For many months, I have been aware of a historically pervasive health condition in calves in the South Auckland district that goes back the best part of 20 years. The condition could not be diagnosed at the time as any known disease, so was called ’droopy ear’. The possibility this was Mycoplasma bovis was canvassed but supposedly it could not be correct – after all, we all supposedly knew there was no Mycoplasma bovis in New Zealand. The condition was written up in Proceedings of the New Zealand Veterinary Association in 2013, and several years earlier in a rural lifestyle magazine.
An American-trained vet with considerable experience with Mycoplasma bovis tells me that when he started practising in New Zealand some ten years ago he made a tentative diagnosis of Mycoplasma bovis in some New Zealand animals. However, there was no laboratory here with the expertise to confirm or deny that it was Mycoplasma bovis.
A number of industry leaders have said to me that their support for the eradication program is a consequence of the recommendation of the technical Advisory Group (TAG) who are seen as the experts. However, I don’t believe the TAG ever provided any recommendation. Rather, what they voted on was the more restricted question as to whether or not eradication was technically feasible.

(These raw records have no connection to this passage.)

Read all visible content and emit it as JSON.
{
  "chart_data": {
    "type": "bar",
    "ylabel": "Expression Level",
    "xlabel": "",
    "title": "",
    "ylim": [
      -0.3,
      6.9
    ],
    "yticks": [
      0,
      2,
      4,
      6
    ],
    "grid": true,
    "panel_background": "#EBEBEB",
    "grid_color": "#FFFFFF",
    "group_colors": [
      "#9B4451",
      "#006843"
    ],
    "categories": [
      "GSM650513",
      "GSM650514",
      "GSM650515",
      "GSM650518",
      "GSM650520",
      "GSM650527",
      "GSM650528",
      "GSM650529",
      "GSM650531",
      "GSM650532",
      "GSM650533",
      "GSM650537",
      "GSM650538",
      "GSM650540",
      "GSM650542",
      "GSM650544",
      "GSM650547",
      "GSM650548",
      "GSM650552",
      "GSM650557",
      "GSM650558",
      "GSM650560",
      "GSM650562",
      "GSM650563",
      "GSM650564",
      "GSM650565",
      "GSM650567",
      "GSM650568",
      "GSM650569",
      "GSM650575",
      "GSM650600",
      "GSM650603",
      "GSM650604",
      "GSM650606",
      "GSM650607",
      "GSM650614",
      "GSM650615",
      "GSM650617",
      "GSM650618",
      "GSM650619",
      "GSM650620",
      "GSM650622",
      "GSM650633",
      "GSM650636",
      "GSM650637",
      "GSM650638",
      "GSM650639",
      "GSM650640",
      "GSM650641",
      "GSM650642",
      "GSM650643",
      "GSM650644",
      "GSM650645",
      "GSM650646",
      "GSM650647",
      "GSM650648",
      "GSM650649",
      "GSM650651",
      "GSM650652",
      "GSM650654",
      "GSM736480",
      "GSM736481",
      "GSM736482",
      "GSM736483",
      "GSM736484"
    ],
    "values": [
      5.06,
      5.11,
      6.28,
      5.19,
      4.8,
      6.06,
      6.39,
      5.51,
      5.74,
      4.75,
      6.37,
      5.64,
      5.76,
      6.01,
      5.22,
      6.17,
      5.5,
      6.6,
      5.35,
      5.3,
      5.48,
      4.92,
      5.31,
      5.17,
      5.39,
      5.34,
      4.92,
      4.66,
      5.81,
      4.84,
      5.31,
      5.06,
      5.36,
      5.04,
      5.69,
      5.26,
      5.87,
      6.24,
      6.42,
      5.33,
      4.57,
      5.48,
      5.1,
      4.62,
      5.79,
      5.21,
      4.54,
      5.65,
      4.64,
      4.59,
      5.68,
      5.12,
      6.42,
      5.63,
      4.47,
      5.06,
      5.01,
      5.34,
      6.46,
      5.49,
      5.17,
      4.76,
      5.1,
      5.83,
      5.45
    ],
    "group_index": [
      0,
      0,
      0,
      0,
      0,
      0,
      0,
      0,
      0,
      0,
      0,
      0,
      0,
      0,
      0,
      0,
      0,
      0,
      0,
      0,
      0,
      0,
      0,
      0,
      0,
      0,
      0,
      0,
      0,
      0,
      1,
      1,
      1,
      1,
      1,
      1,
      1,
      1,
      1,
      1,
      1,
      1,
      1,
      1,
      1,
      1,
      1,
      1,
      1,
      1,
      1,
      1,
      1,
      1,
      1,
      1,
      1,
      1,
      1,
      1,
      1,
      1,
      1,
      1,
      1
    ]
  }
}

Back in May of this year, and using information available to them as at 10 May, four members of the TAG said that eradication was in their opinion not technically feasible, and six said it was technically feasible. But the six added various caveats including that they were operating with big information gaps. They also noted that the investigation focus had been on forward tracing rather than also undertaking back tracing.
The TAG emphasised that this was going to be an eight to ten-year war, and that battle fatigue and ongoing resources would be important. Additional caveats were redacted from the report, which was only released last week.
More generally, the messages that I keep getting by phone and email are indicating that MPI is still ‘building the plane while flying it’. And we all know what that means. I am also hearing that the MPI and AsureQuality staff within the system are more than a little stressed by having to travel blind without efficient organisational systems.
It seems that MPI is so busy that it does not have time to adequately check out the alternative infection scenarios and timelines. As such, with almost exclusive focus on forward tracing, and over 3000 farms to trace, everything supposedly still links back to the Zeestratens farms in Southland. But not everyone in MPI is convinced about this ‘company line’.
There are now more than 3000 farms with direct and indirect traces back to the Zeestraten farms. Given these trace farms are where MPI is looking, then that is where they are finding the disease. But even then, some of those links are very tenuous. These links may or may not be how the disease got here, and there lies the nub of the problem.